Infokota.online
Jakarta — Presiden RI Prabowo Subianto menyuarakan keprihatinannya atas dinamika ekonomi global yang kian memanas. Di hadapan Presiden Rusia Vladimir Putin, Prabowo menegaskan bahwa kebijakan perdagangan internasional saat ini kerap disalahgunakan oleh negara-negara adidaya sebagai senjata geopolitik.
Pernyataan tersebut disampaikan Prabowo dalam pidatonya pada ajang Eastern Economic Forum (EEF) ke-11 di Vladivostok, Rusia, Kamis (3/9).
“Saat ini perdagangan sering kali digunakan sebagai senjata,” tegas Prabowo di forum internasional tersebut.
Prabowo menyoroti ketidakpastian dunia saat ini yang memicu tingginya rasa saling curiga dalam rantai pasok global. Menurutnya, tata keuangan dunia saat ini juga mengalami fragmentasi secara geografis, sehingga memperkeruh stabilitas ekonomi antarnegara.
Ia berharap berbagai kesepakatan strategis yang dihasilkan dalam forum di Vladivostok tersebut mampu menjadi solusi nyata atas krisis dan dinamika global yang tengah terjadi.
Di tengah fragmentasi tersebut, Prabowo kembali menegaskan komitmen politik luar negeri Indonesia yang berlandaskan prinsip bebas dan aktif.
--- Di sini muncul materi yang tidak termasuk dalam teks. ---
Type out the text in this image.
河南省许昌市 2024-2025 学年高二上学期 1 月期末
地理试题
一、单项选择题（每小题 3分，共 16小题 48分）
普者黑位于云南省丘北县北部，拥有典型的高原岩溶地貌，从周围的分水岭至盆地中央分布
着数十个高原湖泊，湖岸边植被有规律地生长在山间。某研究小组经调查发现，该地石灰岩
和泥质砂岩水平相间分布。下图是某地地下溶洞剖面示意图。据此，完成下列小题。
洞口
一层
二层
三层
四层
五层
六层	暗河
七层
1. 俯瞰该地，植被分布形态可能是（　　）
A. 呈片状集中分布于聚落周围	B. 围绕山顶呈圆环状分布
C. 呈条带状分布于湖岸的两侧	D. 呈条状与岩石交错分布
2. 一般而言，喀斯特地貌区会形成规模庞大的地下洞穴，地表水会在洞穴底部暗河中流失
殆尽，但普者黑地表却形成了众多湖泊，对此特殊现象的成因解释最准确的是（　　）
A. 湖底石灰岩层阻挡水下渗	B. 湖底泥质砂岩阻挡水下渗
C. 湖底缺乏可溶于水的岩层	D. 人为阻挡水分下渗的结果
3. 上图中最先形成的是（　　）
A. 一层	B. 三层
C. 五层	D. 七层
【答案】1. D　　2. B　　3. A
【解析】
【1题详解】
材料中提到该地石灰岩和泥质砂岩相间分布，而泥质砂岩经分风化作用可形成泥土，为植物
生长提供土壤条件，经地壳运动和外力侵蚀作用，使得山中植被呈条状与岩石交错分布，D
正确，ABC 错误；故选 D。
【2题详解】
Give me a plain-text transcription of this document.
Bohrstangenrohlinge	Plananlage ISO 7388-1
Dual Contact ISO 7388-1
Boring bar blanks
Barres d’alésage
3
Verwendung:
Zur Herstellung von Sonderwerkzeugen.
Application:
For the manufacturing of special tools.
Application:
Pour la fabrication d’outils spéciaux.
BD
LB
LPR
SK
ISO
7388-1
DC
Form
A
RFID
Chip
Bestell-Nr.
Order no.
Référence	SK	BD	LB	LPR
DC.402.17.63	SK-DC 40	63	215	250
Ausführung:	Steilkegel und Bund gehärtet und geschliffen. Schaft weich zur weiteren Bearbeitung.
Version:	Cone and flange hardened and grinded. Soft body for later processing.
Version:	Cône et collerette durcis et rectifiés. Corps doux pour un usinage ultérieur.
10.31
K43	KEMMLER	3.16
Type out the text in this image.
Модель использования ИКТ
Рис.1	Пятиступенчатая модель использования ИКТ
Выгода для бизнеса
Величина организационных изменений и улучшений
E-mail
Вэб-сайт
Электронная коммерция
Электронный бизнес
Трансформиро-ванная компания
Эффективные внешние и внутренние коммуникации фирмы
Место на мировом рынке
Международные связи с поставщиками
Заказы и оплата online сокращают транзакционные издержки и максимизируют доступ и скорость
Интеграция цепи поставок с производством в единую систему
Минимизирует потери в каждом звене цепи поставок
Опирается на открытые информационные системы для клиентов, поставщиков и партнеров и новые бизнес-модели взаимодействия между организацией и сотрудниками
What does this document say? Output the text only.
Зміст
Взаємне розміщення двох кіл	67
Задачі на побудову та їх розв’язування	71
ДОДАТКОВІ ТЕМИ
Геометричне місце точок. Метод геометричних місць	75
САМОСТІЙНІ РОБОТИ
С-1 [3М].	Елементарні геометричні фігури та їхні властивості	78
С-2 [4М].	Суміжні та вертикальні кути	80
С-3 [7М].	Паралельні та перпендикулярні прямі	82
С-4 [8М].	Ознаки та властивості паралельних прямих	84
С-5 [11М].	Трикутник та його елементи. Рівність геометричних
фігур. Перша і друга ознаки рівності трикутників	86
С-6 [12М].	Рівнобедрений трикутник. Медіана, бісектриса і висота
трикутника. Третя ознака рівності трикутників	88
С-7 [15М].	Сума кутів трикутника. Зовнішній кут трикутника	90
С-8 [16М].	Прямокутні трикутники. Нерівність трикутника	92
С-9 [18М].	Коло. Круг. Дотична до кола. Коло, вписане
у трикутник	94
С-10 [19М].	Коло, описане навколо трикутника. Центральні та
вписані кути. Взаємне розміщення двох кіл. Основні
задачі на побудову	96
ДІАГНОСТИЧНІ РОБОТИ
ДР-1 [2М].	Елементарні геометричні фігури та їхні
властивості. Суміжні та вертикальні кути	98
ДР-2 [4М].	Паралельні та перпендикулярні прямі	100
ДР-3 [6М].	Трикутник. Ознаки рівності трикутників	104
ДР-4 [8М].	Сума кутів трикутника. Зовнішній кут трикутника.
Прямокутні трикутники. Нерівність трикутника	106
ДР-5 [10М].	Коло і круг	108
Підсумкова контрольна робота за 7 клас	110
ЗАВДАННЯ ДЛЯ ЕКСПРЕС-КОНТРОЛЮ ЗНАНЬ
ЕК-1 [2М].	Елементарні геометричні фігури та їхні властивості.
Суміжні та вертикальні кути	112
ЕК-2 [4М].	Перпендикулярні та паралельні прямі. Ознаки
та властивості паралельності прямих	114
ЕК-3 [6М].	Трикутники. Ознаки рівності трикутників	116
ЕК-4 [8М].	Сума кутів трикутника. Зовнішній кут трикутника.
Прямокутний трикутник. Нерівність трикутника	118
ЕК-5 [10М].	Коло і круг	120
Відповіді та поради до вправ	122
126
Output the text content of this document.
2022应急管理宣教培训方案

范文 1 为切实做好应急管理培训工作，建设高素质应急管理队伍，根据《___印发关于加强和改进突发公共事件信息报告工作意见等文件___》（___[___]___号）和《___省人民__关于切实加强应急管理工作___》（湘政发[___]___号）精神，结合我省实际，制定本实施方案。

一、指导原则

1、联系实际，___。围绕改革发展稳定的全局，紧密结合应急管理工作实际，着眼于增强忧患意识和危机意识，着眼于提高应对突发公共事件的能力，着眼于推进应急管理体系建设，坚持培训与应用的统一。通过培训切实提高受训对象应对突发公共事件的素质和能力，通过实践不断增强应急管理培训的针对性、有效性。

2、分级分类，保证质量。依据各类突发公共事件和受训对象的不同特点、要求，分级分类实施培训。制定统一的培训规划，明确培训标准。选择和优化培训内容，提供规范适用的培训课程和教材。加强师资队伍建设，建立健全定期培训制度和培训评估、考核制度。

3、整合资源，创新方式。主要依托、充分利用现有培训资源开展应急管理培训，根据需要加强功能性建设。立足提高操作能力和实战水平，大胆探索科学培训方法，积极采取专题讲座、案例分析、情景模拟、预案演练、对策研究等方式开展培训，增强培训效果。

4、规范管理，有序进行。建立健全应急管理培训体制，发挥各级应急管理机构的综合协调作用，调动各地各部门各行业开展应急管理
Indonesia dipastikan tidak akan bergabung dengan aliansi militer mana pun, namun tetap membuka diri secara luas terhadap kemitraan ekonomi global.
Sebagai bukti konkret, Prabowo menyinggung kerja sama Perjanjian Perdagangan Bebas (Free Trade Agreement/FTA) antara Indonesia dan Uni Ekonomi Eurasia.
“FTA kami dengan Uni Ekonomi Eurasia adalah bentuk nyata dari hal tersebut; bukan aliansi untuk melawan siapa pun, melainkan kemitraan demi kemakmuran semua orang. Indonesia bekerja sama dengan Timur, Barat, Utara, dan Selatan sebagai mitra yang berdaulat dan setara,” ujar Prabowo.